For about two days now, I’ve been fighting with my new Rancher RKE2-cluster trying to connect it to Azure Arc Kubernetes for easier deployment, and however I’ve tried to turn things I’ve always ended up at the same line:

secret "kube-aad-proxy-certificate" not found

Overall the Rancher RKE2-installation has been fantastic, I’ve been using it on Rocky Linux 9 which I’ve been wanting to try out for a while, and everything works brilliantly up until the point that I try to connect the cluster to Azure Arc.

There were exactly two links available on the subject, one was slightly helpful in identifying the Microsoft endpoint where the secret was to be fetched, which ultimately led me down the right path, but overall there doesn’t seem to be much about the topic otherwise.

https://learn.microsoft.com/en-us/answers/questions/734383/connect-openshift-cluster-to-azure-arc-secret-34ku.html

In short, the kube-aad-proxy service wasn’t able to fetch the required secret from Azure for a connection – which led to the pod failing to start since the secret couldn’t be found.

It’s always DNS

The resolv.conf that Hetzner provides contains four nameservers, two for ipv4 and two for ipv6. Since resolv.conf (mostly) stops processing at #3, this could pose a problem (but usually doesn’t), but this led me down the path of checking whether the core-dns service had provisioned correctly. There were some error messages in the coredns-pods about too many nameservers – but when i entered one of them to try and get some records everything worked fine.

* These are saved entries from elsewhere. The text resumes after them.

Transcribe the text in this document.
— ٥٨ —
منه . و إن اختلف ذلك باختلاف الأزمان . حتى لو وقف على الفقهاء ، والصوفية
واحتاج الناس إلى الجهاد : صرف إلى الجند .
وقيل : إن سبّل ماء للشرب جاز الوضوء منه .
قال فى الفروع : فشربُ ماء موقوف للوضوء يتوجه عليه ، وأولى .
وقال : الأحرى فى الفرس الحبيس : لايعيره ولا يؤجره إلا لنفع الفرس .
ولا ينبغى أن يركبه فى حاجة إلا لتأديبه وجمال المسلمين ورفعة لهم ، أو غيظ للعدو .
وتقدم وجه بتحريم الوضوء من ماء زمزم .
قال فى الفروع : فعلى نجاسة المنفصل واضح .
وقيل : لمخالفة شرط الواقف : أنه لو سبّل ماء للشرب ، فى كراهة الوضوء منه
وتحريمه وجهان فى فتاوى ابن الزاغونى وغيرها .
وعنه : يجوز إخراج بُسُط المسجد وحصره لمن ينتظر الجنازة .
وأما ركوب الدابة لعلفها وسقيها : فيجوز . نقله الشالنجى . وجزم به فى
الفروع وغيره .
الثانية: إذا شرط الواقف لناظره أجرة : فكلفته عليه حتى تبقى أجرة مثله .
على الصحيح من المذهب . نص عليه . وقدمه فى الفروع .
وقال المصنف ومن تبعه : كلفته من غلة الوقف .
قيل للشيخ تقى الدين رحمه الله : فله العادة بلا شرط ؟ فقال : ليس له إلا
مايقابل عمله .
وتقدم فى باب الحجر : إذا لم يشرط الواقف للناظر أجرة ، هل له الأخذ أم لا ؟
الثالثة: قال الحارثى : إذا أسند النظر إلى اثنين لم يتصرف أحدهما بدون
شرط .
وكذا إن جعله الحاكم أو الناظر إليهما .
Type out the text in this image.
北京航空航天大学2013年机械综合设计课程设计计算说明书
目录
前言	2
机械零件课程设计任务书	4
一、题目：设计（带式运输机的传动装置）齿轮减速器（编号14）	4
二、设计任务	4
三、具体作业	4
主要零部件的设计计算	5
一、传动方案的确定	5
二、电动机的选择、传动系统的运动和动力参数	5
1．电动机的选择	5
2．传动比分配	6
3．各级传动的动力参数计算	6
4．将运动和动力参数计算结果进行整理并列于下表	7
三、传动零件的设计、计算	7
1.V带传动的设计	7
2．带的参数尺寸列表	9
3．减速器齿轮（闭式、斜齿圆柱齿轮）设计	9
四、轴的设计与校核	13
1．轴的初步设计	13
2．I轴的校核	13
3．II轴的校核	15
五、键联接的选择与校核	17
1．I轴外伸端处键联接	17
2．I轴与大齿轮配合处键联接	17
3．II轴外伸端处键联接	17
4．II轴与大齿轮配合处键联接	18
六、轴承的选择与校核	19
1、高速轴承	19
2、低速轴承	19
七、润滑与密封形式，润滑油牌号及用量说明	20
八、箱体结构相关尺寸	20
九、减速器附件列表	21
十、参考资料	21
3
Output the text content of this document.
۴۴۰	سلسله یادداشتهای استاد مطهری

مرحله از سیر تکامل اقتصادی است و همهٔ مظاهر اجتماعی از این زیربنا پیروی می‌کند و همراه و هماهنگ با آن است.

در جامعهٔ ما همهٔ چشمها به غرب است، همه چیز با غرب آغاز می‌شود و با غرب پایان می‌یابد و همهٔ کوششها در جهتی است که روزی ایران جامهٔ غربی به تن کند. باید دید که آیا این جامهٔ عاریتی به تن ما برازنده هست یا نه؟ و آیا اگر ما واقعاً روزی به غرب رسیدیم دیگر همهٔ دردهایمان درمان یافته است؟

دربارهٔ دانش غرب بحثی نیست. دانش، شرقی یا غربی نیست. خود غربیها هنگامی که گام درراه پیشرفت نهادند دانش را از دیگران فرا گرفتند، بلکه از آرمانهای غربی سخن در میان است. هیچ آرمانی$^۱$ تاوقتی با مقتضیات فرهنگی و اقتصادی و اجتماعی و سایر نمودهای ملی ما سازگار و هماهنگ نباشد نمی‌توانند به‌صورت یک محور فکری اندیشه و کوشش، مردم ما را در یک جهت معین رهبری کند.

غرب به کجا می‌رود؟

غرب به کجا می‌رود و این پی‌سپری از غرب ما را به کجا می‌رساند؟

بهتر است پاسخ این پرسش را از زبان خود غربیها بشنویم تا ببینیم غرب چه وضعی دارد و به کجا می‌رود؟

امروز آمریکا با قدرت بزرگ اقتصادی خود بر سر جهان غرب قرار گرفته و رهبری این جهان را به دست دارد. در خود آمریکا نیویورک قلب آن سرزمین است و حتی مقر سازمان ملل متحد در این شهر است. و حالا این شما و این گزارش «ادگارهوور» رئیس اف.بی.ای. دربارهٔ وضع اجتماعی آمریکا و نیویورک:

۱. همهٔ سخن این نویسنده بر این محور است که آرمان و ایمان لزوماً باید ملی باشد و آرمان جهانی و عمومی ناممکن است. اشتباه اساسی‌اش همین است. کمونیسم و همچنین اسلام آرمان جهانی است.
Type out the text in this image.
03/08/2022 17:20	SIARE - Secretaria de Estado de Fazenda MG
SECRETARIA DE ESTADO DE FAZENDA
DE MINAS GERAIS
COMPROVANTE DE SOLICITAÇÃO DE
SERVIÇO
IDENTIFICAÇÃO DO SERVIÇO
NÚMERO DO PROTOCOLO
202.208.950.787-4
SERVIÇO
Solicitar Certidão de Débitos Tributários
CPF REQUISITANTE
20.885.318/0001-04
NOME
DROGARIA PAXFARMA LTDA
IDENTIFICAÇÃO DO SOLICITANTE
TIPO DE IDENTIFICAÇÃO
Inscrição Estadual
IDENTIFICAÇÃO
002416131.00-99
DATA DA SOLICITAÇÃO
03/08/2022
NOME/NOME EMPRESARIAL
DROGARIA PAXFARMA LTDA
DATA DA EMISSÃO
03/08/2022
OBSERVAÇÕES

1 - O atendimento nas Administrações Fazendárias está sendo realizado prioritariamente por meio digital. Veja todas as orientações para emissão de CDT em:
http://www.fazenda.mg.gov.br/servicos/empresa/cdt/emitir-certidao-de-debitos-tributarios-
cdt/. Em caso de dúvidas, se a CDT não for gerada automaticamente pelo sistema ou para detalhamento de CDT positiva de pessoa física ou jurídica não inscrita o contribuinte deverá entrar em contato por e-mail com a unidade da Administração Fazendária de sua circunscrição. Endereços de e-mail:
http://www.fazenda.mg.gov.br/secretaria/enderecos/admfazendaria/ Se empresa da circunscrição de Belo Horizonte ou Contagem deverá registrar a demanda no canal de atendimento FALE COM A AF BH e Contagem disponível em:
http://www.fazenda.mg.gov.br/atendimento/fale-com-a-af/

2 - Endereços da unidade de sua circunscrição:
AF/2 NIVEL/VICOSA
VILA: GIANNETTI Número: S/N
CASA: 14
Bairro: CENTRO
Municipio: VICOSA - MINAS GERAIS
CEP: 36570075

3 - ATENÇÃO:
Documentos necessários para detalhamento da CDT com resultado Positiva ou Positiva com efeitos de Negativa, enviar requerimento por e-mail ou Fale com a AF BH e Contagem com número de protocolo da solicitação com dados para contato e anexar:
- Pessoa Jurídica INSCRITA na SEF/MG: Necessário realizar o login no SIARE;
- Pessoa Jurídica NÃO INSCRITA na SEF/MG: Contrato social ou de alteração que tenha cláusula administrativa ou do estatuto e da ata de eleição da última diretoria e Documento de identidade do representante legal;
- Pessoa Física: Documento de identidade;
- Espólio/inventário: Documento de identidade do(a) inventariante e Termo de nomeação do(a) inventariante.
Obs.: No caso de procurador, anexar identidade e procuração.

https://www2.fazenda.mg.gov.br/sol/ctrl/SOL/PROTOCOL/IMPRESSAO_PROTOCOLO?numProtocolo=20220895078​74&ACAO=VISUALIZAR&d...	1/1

Finally, I started up a blank-ish Ubuntu pod (weibeld/ubuntu-networking) and tried to do some DNS lookups there…. nothing.

Tried deploying it on a couple of different nodes… nothing. Tried on the main control plane node… works. OK, so something clearly went wrong during provisioning the cluster… let’s do it again.

After another reinstallation of the cluster on the control plane nodes, leaving the agent nodes for later, DNS worked. After running the command again, a small moment of frustration as the message returned in the kube-aad-proxy logs, but…

Now, it deployed!

The moral of the story is – whenever something’s broken, it’s always DNS.